По спине словно прошлись ногтями. Перлайн вздрогнула и велела Безмятежности поторопиться. Женщина послушалась. Перлайн крепче сжала ее локоть, опасаясь, что ее молчание и мнимое послушание значат, что она что-то задумала. Чувствовалось в ней что-то нечеловеческое, отсутствие раскаяния, ужасающий недостаток эмпатии. С этой женщиной нельзя расслабляться. Ни на секунду.
Ей пришло в голову, что Безмятежность ведет ее вглубь леса, подальше от Грегори, но она все равно шла дальше. У нее нет других зацепок, а женщина шла так, будто знает куда, что вселяло в Перлайн надежду.
И тут она услышала крик.
Глава 67
Лили
Наши дни
Любовь стояла в дверях фургона, бледная как молоко, сжимая в правой руке нож, а в левой — ключи. Ее глаза потрясенно округлились. Лили почти улыбнулась. «Не ожидала увидеть меня здесь, да?»
Любовь заколебалась, потом бросила взгляд на «Астру».
Сердце Лили сделало кульбит. Она собирается уехать туда, где держит моих детей.
Их взгляды встретились.
Лили вздернула подбородок:
— Где они?
Любовь улыбнулась. Она выглядела спокойной, почти доброй.
Лили облизнула губы:
— Где мои дети?
Любовь окинула взглядом тело Лили и уставилась на ее кровоточащую ногу.
— Где Ханна и Грег? — спросила Лили, ковыляя ближе.
Улыбка Любови растаяла. Она подняла подбородок и покачала головой:
— Никогда не понимала таких людей. Недалеких и слабых. Мы лишь хотим предложить лучший образ жизни, но вы все слишком боитесь исследовать то, что грозит выйти за границы ваших драгоценных традиций.
Лили не знала, что сказать. Слова приходили и уходили. Язык как будто прилип к небу. Она посмотрела на нож в руке женщины.
Любовь прищурилась:
— Вы ужасная мать. Грегори пришел к нам из-за вас. Он в ужасе, и это понятно. Вы привели его в этот мир только для того, чтобы умереть. Вы не можете предложить своим детям ничего, кроме короткой, жалкой жизни, а я могу предложить им шанс жить вечно. Вы выбираете умирать, дать умереть вашим детям. Я выбираю жизнь. Вы думаете, что я безумна, но что безумнее? Приводить детей в мир, обещающий смерть, или приводить их в мир, обещающий вечную жизнь?
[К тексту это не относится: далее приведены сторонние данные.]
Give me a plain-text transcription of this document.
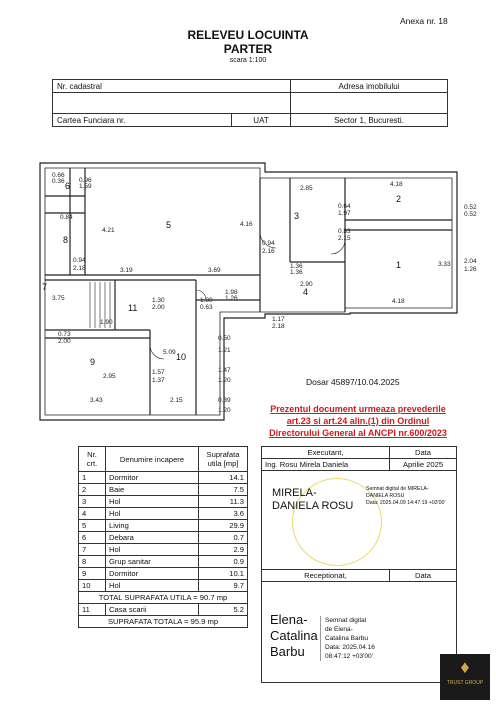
Anexa nr. 18
RELEVEU LOCUINTA
PARTER
scara 1:100
Nr. cadastral		Adresa imobilului

Cartea Funciara nr.	UAT	Sector 1, Bucuresti.
6
8
5
3
2
1
4
11
7
9	10
0.66
0.36 0.96
1.59
0.84
4.21
0.94
2.18	3.19	3.69
4.16
0.94
2.16
2.85
4.18
0.52
0.52
0.64
1.97
0.83
2.15
3.33 2.04
1.26
1.36
1.36
2.90
4.18
1.30
2.00
1.30
0.63
1.98
1.26
1.17
2.18
0.73
2.00
1.90
0.50
1.21
5.09
1.57
1.37
1.47
1.20
2.95
3.43	2.15	0.39
1.20
3.75
Dosar 45897/10.04.2025
Prezentul document urmeaza prevederile
art.23 si art.24 alin.(1) din Ordinul
Directorului General al ANCPI nr.600/2023
Nr. crt.	Denumire incapere	Suprafata utila [mp]
1	Dormitor	14.1
2	Baie	7.5
3	Hol	11.3
4	Hol	3.6
5	Living	29.9
6	Debara	0.7
7	Hol	2.9
8	Grup sanitar	0.9
9	Dormitor	10.1
10	Hol	9.7
TOTAL SUPRAFATA UTILA = 90.7 mp		
11	Casa scarii	5.2
SUPRAFATA TOTALA = 95.9 mp		
Executant,	Data
Ing. Rosu Mirela Daniela	Aprilie 2025

Receptionat,	Data

MIRELA-
DANIELA ROSU
Semnat digital de MIRELA-
DANIELA ROSU
Data: 2025.04.09 14:47:19 +03'00'
Elena-
Catalina
Barbu
Semnat digital
de Elena-
Catalina Barbu
Data: 2025.04.16
08:47:12 +03'00'
♦
TRUST GROUP
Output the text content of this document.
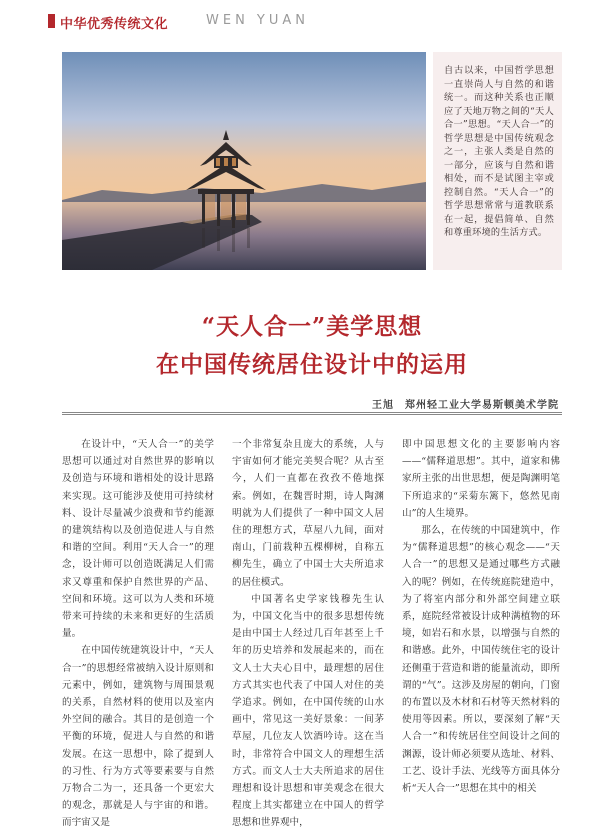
中华优秀传统文化	WEN YUAN
自古以来，中国哲学思想一直崇尚人与自然的和谐统一。而这种关系也正顺应了天地万物之间的“天人合一”思想。“天人合一”的哲学思想是中国传统观念之一，主张人类是自然的一部分，应该与自然和谐相处，而不是试图主宰或控制自然。“天人合一”的哲学思想常常与道教联系在一起，提倡简单、自然和尊重环境的生活方式。
“天人合一”美学思想
在中国传统居住设计中的运用
王旭　郑州轻工业大学易斯顿美术学院

在设计中，“天人合一”的美学思想可以通过对自然世界的影响以及创造与环境和谐相处的设计思路来实现。这可能涉及使用可持续材料、设计尽量减少浪费和节约能源的建筑结构以及创造促进人与自然和谐的空间。利用“天人合一”的理念，设计师可以创造既满足人们需求又尊重和保护自然世界的产品、空间和环境。这可以为人类和环境带来可持续的未来和更好的生活质量。

在中国传统建筑设计中，“天人合一”的思想经常被纳入设计原则和元素中，例如，建筑物与周围景观的关系，自然材料的使用以及室内外空间的融合。其目的是创造一个平衡的环境，促进人与自然的和谐发展。在这一思想中，除了提到人的习性、行为方式等要素要与自然万物合二为一，还具备一个更宏大的观念，那就是人与宇宙的和谐。而宇宙又是

一个非常复杂且庞大的系统，人与宇宙如何才能完美契合呢？从古至今，人们一直都在孜孜不倦地探索。例如，在魏晋时期，诗人陶渊明就为人们提供了一种中国文人居住的理想方式，草屋八九间，面对南山，门前栽种五棵柳树，自称五柳先生，确立了中国士大夫所追求的居住模式。

中国著名史学家钱穆先生认为，中国文化当中的很多思想传统是由中国士人经过几百年甚至上千年的历史培养和发展起来的，而在文人士大夫心目中，最理想的居住方式其实也代表了中国人对住的美学追求。例如，在中国传统的山水画中，常见这一美好景象：一间茅草屋，几位友人饮酒吟诗。这在当时，非常符合中国文人的理想生活方式。而文人士大夫所追求的居住理想和设计思想和审美观念在很大程度上其实都建立在中国人的哲学思想和世界观中，

即中国思想文化的主要影响内容——“儒释道思想”。其中，道家和佛家所主张的出世思想，便是陶渊明笔下所追求的“采菊东篱下，悠然见南山”的人生境界。

那么，在传统的中国建筑中，作为“儒释道思想”的核心观念——“天人合一”的思想又是通过哪些方式融入的呢？例如，在传统庭院建造中，为了将室内部分和外部空间建立联系，庭院经常被设计成种满植物的环境，如岩石和水景，以增强与自然的和谐感。此外，中国传统住宅的设计还侧重于营造和谐的能量流动，即所谓的“气”。这涉及房屋的朝向，门窗的布置以及木材和石材等天然材料的使用等因素。所以，要深刻了解“天人合一”和传统居住空间设计之间的渊源，设计师必须要从选址、材料、工艺、设计手法、光线等方面具体分析“天人合一”思想在其中的相关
Эта женщина сумасшедшая. Это видно по ее глазам: убежденность в своей правоте, в том, что Лили и любой, кто не разделяет ее убеждений, безумен. Безумен, никчемен и стоит у нее на пути. Никакие слова не заставят Любовь передумать. Ущерб нанесен очень давно. Кем или чем, Лили не знает, и ей все равно. Все, что ее заботит, это разговорить чокнутую суку.
Лили похромала вперед.
— Нет ничего важнее, чем жить вечно, — сказала Любовь, — как всегда говорил мой муж, цель оправдывает средства.
Лили уставилась на нее. Она не отправляла Грега в руки этой сумасшедшей, эта чужачка обманом проникла в их жизнь и забрала его, потому что свихнулась. Это не комплекс бога, это что-то другое. Что-то глубокое и темное, чего ей никогда не понять.
Она смотрела в безумные глаза женщины.